3 minute read
Predicting Tick Trends
WARM WEATHER means more outdoor activities—and a disease-carrying pest: the Ixodes tick. Commonly known as the black-legged tick or deer tick, Ixodes species begin searching for blood meals during spring and early summer, and humans are on the menu. A bite by one of these infected arachnids can transmit a variety of pathogens including Lyme disease, the most widely reported vector-borne disease in the United States.
To help protect against these nearly invisible ectoparasites, a team of University of Iowa epidemiologists has developed new disease surveillance strategies that couple historical data with information drawn from internet search terms to predict current trends in Lyme disease. The researchers say their innovative models are tools that local health agencies can use to tap free, up-to-date information—in this case, search history data from Google—to better understand Lyme disease patterns and make more timely, targeted interventions to battle the steadily rising incidence of the disease.
The team, led by Professor of Epidemiology Christine Petersen, set out to develop these “nowcasting” models—so-called because they’re designed to “predict the present”—to address reporting lags of up to two years that hamper current public health surveillance and mitigation efforts.

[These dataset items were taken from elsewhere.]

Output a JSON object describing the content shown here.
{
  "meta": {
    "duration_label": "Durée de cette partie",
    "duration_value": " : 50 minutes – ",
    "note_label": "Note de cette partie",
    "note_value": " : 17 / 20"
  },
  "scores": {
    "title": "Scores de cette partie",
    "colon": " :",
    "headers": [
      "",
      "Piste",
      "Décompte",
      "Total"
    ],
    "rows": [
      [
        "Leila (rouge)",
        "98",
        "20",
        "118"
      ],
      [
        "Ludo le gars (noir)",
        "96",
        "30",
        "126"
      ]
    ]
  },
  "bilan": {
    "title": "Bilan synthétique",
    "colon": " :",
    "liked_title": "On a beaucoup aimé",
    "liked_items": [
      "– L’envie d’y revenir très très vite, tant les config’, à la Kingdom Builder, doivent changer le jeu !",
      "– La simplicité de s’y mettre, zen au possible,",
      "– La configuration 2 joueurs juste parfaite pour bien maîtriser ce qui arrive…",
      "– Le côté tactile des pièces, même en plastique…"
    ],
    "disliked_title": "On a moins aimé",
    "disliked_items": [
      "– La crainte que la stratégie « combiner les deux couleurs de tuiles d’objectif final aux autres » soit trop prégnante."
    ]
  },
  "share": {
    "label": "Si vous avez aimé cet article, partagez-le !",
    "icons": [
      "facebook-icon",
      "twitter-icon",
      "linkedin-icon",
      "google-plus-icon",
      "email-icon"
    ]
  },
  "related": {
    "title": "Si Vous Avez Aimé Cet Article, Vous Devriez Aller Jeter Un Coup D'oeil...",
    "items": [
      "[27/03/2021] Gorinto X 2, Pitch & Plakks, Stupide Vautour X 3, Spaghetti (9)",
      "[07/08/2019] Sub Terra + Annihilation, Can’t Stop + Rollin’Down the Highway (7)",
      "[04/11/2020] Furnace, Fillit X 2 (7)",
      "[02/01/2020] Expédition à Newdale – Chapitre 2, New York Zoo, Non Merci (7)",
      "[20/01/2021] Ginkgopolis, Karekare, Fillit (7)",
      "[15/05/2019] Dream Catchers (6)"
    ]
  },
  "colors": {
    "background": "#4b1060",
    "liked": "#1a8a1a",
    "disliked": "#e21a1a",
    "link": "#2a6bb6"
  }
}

The research team built statistical models capable of predicting Lyme disease incidence in five regions of the United States: Northeast, Midwest, Southeast, Southwest, and West. Two different models were developed for each geographic region—one model using only search terms related to the name, symptoms, and ticks that carry Lyme disease, and another model using those same disease-specific terms plus a broader list of terms, identified by Google Correlate, that an average person would be searching for during internet browsing. The researchers reviewed internet search data between 2004 and 2019, collected at monthly intervals to match against Lyme disease incidence data from the CDC.
When fit to the CDC data, the researchers found that both models provided accurate estimates of Lyme disease incidence in four of the five geographic regions; however, the model that included colloquial search terms resulted in more accurate predictions.
“Using web-based data from Google or social media sites to predict health outcomes is gaining popularity and credibility from a variety of public health audiences,” observes first author Eric Kontowicz (20PhD). The combination of “strong surveillance efforts and data coupled with computational modeling techniques can generate models that produce accurate predictions of disease trends,” he says.
The study was published in the open-access journal PLOS ONE and also included UI faculty researchers Kelly Baker, Grant Brown, Margaret Carrel, and Jim Torner.